Thursday, January 3, 2008

Netflix's Click To Play


Way back in the day, when Netflix just came out they revolutionized the way you rented DVD's. Instead of paying 'per hit'; you paid your monthly fee and watched what you could when you could. Their success was evident as they dragged the monolith (at the time) Blockbuster with them into the exact same market. I was slow to jump on the Netflix bandwagon; however, due to pure pressure of my coworkers back at SalesLogix I climbed on board and was hooked.

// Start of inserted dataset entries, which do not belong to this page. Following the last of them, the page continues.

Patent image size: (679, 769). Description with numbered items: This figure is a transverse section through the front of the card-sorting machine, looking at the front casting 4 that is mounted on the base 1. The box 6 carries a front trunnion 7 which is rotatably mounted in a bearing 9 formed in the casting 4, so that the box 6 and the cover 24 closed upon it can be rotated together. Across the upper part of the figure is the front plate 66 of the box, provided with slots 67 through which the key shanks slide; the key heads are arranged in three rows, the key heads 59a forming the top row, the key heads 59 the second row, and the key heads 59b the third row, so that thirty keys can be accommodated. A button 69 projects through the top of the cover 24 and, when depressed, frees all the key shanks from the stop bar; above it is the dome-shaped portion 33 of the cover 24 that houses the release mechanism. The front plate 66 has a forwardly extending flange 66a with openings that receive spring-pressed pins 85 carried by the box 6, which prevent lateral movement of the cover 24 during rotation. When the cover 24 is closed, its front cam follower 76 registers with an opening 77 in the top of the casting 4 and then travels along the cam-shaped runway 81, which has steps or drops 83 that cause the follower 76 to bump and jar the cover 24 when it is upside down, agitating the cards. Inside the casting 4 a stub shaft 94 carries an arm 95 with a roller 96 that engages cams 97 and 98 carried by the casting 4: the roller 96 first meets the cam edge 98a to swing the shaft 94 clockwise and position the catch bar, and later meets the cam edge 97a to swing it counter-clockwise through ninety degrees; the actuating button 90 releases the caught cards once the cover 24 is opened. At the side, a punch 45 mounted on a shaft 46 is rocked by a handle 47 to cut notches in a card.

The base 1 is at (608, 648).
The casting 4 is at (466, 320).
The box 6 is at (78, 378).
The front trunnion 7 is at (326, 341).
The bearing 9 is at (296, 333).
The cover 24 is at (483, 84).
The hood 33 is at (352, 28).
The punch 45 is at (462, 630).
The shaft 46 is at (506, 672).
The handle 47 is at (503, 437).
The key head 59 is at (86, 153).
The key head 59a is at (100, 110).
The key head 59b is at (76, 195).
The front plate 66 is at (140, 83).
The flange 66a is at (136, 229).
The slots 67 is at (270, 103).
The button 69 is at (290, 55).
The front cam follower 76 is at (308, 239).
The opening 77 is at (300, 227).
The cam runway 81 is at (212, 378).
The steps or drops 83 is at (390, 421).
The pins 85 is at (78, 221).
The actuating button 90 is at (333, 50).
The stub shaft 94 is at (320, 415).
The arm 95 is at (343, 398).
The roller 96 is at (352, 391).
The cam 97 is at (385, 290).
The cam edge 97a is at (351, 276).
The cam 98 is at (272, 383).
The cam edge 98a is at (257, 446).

Along the way I have switched back and forth between web-based DVD suppliers for my movie addiction and there is really no perceivable difference between Blockbuster and Netflix to myself. The other day, I was tinkering with my Media PC in my living room and just happened to use a new feature Netflix added that allows me to watch a DVD without the DVD called Watch Instantly. Clicking their Play button opens a modified Windows Media Player instance (so reported), although you must click Play about 3 times to get to the actual movie on different play buttons. While the quality of the movie isn't pure DVD quality or that of HD television, the usability and 'on demand' nature more than compensates for those minor issues.

I would hope Blockbuster is watching netflix again. Netflix wasn't the first to offer video on demand with a large archive; however, they were the first to do it right.